STEP TWO: Get Enough Sleep

Sleep is necessary for our little one’s bodies to regenerate, repair and grow. School aged children need about 10-12 hours of sleep a day and teens need about 9 hours of sleep each night.  Growth hormone is secreted while we sleep and this can affect mood, energy and appetite. 
 
As children learn to master new tasks and experience changes in their lives difficulty sleeping is a common problem. Lack of sleep can lead to anxiety, low focus, decreased memory, increased susceptibility to infections and trouble maintaining weight. Here are some ways to optimize their quality of sleep:
  • Establish a routine with the same bedtime every night. Kids need a well-established routine that is being enforced everyday.
  • No electronics before bed.
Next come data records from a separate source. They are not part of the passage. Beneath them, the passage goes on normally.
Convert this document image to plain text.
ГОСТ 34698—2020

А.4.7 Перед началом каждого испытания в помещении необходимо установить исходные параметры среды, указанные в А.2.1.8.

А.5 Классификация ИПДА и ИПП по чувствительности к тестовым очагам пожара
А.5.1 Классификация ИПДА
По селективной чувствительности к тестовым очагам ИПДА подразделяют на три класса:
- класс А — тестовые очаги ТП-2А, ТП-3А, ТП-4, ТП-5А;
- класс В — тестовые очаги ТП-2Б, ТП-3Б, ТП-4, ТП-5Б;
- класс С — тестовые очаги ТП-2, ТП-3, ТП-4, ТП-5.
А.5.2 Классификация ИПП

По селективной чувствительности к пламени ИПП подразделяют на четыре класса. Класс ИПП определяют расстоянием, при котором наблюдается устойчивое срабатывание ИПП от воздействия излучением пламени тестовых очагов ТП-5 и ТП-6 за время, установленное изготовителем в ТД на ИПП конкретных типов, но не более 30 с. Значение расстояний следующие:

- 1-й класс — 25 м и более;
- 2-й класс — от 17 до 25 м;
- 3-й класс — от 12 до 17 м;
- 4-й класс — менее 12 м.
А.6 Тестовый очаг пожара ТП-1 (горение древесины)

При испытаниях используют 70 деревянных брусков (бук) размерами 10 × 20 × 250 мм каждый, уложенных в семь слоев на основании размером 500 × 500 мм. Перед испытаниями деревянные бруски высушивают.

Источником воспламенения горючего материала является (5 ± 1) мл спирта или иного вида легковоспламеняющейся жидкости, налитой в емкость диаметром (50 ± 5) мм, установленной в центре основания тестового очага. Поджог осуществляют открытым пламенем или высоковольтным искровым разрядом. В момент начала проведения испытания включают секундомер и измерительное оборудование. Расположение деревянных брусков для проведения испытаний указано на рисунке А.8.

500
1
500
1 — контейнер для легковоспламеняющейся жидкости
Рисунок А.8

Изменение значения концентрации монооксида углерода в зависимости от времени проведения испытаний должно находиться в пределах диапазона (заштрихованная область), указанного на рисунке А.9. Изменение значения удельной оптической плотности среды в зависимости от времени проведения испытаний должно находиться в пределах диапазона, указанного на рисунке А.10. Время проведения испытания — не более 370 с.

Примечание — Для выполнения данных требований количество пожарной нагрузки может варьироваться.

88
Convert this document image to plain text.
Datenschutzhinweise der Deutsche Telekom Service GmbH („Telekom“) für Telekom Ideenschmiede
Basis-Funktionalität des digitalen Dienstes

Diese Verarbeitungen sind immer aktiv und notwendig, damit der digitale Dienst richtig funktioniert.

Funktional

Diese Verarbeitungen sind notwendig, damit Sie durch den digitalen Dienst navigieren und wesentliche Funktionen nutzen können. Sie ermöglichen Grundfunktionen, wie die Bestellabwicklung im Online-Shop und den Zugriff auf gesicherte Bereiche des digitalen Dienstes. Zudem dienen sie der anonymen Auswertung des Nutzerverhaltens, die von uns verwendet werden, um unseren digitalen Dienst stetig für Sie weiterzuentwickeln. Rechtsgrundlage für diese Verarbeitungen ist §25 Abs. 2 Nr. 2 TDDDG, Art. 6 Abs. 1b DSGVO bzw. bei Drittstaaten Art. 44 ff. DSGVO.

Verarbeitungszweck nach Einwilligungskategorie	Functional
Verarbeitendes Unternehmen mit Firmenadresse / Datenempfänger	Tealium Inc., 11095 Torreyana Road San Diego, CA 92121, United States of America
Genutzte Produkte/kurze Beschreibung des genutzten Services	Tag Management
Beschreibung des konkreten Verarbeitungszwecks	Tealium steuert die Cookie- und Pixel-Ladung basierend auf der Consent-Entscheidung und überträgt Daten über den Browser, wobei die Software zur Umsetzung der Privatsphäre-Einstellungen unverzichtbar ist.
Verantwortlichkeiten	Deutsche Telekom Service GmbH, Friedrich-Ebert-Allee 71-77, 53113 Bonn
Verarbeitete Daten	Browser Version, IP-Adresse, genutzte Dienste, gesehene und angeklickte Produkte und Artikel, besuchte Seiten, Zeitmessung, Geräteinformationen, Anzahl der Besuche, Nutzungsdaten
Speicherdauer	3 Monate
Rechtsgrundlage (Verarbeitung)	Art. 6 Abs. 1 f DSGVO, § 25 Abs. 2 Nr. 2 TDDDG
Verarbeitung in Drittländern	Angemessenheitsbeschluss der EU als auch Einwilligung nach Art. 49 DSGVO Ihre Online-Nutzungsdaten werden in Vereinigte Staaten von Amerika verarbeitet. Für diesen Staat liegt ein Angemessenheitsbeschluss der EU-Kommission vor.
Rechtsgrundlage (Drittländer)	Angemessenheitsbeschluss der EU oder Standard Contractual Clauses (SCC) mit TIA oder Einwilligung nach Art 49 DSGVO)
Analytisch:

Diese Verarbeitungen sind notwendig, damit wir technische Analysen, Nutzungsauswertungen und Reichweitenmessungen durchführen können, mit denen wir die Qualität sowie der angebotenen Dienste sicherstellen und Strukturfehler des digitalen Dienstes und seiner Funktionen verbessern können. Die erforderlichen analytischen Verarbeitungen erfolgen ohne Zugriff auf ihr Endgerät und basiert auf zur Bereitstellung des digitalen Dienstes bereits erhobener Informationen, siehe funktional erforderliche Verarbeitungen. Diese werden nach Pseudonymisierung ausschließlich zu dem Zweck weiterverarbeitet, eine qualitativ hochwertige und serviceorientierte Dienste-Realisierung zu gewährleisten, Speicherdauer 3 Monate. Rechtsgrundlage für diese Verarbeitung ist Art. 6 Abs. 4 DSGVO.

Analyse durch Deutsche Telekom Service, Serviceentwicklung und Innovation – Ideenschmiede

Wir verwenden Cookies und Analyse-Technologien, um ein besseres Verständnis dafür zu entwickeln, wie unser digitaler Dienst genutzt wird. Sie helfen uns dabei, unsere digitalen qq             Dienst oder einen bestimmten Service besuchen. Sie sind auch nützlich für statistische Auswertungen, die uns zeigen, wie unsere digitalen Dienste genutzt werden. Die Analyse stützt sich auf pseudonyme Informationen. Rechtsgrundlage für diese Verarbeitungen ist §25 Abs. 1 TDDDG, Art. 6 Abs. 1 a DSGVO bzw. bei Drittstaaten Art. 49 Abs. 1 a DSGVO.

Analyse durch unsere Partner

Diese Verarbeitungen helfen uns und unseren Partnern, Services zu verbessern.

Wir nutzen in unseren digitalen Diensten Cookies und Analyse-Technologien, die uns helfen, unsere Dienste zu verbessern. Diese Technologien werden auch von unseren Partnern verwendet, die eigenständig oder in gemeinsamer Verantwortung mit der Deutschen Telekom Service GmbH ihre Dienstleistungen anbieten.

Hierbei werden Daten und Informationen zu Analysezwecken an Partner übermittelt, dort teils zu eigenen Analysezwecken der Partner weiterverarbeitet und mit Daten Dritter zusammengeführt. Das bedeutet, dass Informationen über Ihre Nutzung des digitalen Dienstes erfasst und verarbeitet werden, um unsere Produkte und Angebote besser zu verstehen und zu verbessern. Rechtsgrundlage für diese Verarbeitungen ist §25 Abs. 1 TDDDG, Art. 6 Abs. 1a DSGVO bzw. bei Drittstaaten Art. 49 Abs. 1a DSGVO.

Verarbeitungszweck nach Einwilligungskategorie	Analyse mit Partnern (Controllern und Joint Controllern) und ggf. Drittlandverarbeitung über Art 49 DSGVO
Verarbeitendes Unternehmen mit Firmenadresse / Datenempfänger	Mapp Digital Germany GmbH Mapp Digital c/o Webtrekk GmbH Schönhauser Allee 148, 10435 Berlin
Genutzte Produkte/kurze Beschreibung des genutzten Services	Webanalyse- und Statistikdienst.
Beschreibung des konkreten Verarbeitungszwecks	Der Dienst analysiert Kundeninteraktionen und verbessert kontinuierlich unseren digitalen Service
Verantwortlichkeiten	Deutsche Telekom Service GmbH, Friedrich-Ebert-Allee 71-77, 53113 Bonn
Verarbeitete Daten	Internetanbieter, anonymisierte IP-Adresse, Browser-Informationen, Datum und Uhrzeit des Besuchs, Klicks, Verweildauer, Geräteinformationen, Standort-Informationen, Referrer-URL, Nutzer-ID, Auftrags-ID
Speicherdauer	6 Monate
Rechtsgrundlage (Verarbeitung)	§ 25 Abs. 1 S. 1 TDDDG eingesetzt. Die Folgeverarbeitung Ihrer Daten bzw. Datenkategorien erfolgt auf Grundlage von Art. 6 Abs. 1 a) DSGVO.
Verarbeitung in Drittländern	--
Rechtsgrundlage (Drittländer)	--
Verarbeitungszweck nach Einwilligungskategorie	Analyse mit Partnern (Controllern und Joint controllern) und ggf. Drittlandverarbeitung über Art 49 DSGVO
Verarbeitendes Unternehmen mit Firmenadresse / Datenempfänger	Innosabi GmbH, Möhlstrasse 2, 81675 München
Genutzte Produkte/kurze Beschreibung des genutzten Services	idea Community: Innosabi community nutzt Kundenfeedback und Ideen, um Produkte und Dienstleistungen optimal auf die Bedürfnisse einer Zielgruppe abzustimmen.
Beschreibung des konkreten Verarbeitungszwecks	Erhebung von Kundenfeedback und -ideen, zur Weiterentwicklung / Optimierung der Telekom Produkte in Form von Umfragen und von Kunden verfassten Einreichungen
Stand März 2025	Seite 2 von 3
This allows melatonin to be released and reduces mental stimulation before bed.
  • Spend about 20 minutes with them before bed. This makes them feel safe and loved allowing them to fall asleep quicker and with ease. 
 

STEP THREE: Supplements

When it comes to supplementation, being selective is best, especially for kids.  The following 3 supplements can help support digestive, immune, and mental health: 
  • Omega 3 fatty acids. Omega-3 fatty acids cannot be produced in the body and therefore must be obtained through the diet. Supplementing with a good quality fish oil can be a great choice. The DHA component of the Omega-3 fish oil is super important for brain development, focus, skin health, and proper mood. Fish oil can boost the immune system and improve concentration/focus in kids. Typical dose for kids: 500-1000 mg/day
  • Vitamin D.  Living in Canada we do not get enough Vitamin D due to reduced exposure to sunlight in the fall and winter months. Fall is a great time to start supplementing with Vitamin D. It is important for hormones, bones, skin health and a healthy immune system. Typical dosage for kids: 500-1000 IU/day
  • Probiotic. I’m sure you have all heard  the saying, “It all begins in the gut”. This is especially true for kids who’s gut’s are still developing. Children are naturally born with under developed digestive systems. While in mommy’s tummy they get their nutrition from the umbilical cord and after birth, they get most of their nutrition through breast milk. After breastfeeding, it is hard to get the healthy bacteria we need through diet due to modern food practices. Probiotics as a supplement can help to populate the digestive tract with healthy bacteria. Healthy bacteria can help to make a healthy gut which in turn can help to regulate the immune, digestive and nervous systems. Typical dosage for kids: 10,000 CFU of a multi-strain probiotic/day. 
 
 
 
For most, the end of summer means back to strict routines. But, this is not necessarily a bad thing! Enjoying those 2 months off is great for both kids and parents. However, back to school time does not have to be stressful or sad. Too long without a routine of daily life and regular eating patterns is not optimal for children! Don’t let this time of year be a stressful experience. It is simply a matter of being prepared and establishing regular routines of healthy eating, regular sleep times and supplementing right that can make this year the most successful one, yet!
 
 
 
 
 
 
 
 
 
 
 
** Disclaimer: The advice is in this article is for informational purposes only. It does not replace the care of a Naturopathic physician.